Shea’s other popular visionary programs include a new campus in Rome, Italy; the Catholic Scholars program that provides free room and board to eligible graduates of Catholic high schools offered to first-time, full-time freshmen; in 2010 he created the Bishop Paul A. Zipfel Catholic Studies Program that has quickly become the second largest in the United States.
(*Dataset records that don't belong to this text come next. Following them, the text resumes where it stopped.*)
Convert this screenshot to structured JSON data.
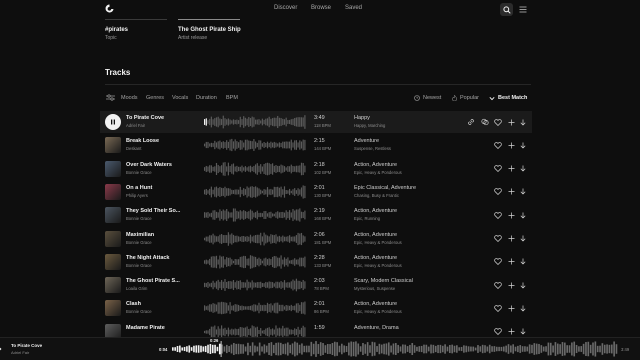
{
  "header": {
    "nav": [
      "Discover",
      "Browse",
      "Saved"
    ],
    "logo_icon": "logo-icon",
    "search_icon": "search-icon",
    "menu_icon": "hamburger-menu-icon"
  },
  "cards": [
    {
      "title": "#pirates",
      "subtitle": "Topic"
    },
    {
      "title": "The Ghost Pirate Ship",
      "subtitle": "Artist release"
    }
  ],
  "section_title": "Tracks",
  "filters": [
    "Moods",
    "Genres",
    "Vocals",
    "Duration",
    "BPM"
  ],
  "sort_options": [
    {
      "label": "Newest",
      "icon": "clock-icon"
    },
    {
      "label": "Popular",
      "icon": "flame-icon"
    },
    {
      "label": "Best Match",
      "icon": "chevron-down-icon",
      "active": true
    }
  ],
  "tracks": [
    {
      "title": "To Pirate Cove",
      "artist": "Adriel Fair",
      "duration": "3:49",
      "bpm": "118 BPM",
      "genre": "Happy",
      "tags": "Happy, Marching",
      "playing": true,
      "progress": 0.02,
      "thumb": "#3a3a3a"
    },
    {
      "title": "Break Loose",
      "artist": "Deskant",
      "duration": "2:15",
      "bpm": "144 BPM",
      "genre": "Adventure",
      "tags": "Suspense, Restless",
      "thumb": "#7a6a55"
    },
    {
      "title": "Over Dark Waters",
      "artist": "Bonnie Grace",
      "duration": "2:18",
      "bpm": "102 BPM",
      "genre": "Action, Adventure",
      "tags": "Epic, Heavy & Ponderous",
      "thumb": "#4a5a6e"
    },
    {
      "title": "On a Hunt",
      "artist": "Philip Ayers",
      "duration": "2:01",
      "bpm": "130 BPM",
      "genre": "Epic Classical, Adventure",
      "tags": "Chasing, Busy & Frantic",
      "thumb": "#8a3a4a"
    },
    {
      "title": "They Sold Their So...",
      "artist": "Bonnie Grace",
      "duration": "2:19",
      "bpm": "168 BPM",
      "genre": "Action, Adventure",
      "tags": "Epic, Running",
      "thumb": "#4b5560"
    },
    {
      "title": "Maximilian",
      "artist": "Bonnie Grace",
      "duration": "2:06",
      "bpm": "181 BPM",
      "genre": "Action, Adventure",
      "tags": "Epic, Heavy & Ponderous",
      "thumb": "#5a4f3d"
    },
    {
      "title": "The Night Attack",
      "artist": "Bonnie Grace",
      "duration": "2:28",
      "bpm": "133 BPM",
      "genre": "Action, Adventure",
      "tags": "Epic, Heavy & Ponderous",
      "thumb": "#6b5a3e"
    },
    {
      "title": "The Ghost Pirate S...",
      "artist": "Loaila Grim",
      "duration": "2:03",
      "bpm": "78 BPM",
      "genre": "Scary, Modern Classical",
      "tags": "Mysterious, Suspense",
      "thumb": "#6e6658"
    },
    {
      "title": "Clash",
      "artist": "Bonnie Grace",
      "duration": "2:01",
      "bpm": "86 BPM",
      "genre": "Action, Adventure",
      "tags": "Epic, Heavy & Ponderous",
      "thumb": "#7a6248"
    },
    {
      "title": "Madame Pirate",
      "artist": "",
      "duration": "1:59",
      "bpm": "",
      "genre": "Adventure, Drama",
      "tags": "",
      "thumb": "#5e5e5e"
    }
  ],
  "player": {
    "title": "To Pirate Cove",
    "artist": "Adriel Fair",
    "elapsed": "0:04",
    "position_label": "0:26",
    "total": "3:49",
    "progress": 0.11,
    "prev_icon": "previous-icon"
  },
  "colors": {
    "accent": "#f2f2f2",
    "background": "#0e0e0e",
    "playing_row": "#1b1b1b"
  }
}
Shea previously served as pastor to several parishes in the Bismarck diocese while teaching at the Catholic schools in the region. He began his undergraduate work at Jamestown College, majoring in English and history, and then entered the seminary for the Diocese of Bismarck, earning a bachelor’s degree and a pontifical master’s degree (licentiate) in philosophy at the Catholic University of America in Washington, D.C. He studied classical Greek at the University of Texas at Austin and continued at the Vatican’s North American College, studying theology at the Gregorian and Lateran universities in Rome. Monsignor is also an alumnus of the Institutes for Higher Education at the Graduate School of Education, Harvard University. Shea has worked with Mother Teresa’s Missionaries of Charity at the Gift of Peace AIDS Hospice while teaching religion at two inner-city elementary schools in Washington, D.C. In Rome, he served as chaplain for the Bambino Gesù Children’s Hospital and also at the Rome campus of the Center for Catholic Studies at the University of St. Thomas.

Most recently Shea served as chairman of internal affairs for the National Advisory Council of the U.S. Conference of Catholic Bishops as well as the Governor’s Commission on Education in the State of North Dakota.

Shea will receive his honorary doctorate and deliver the commencement address during graduation ceremonies beginning at 2 p.m. EDT.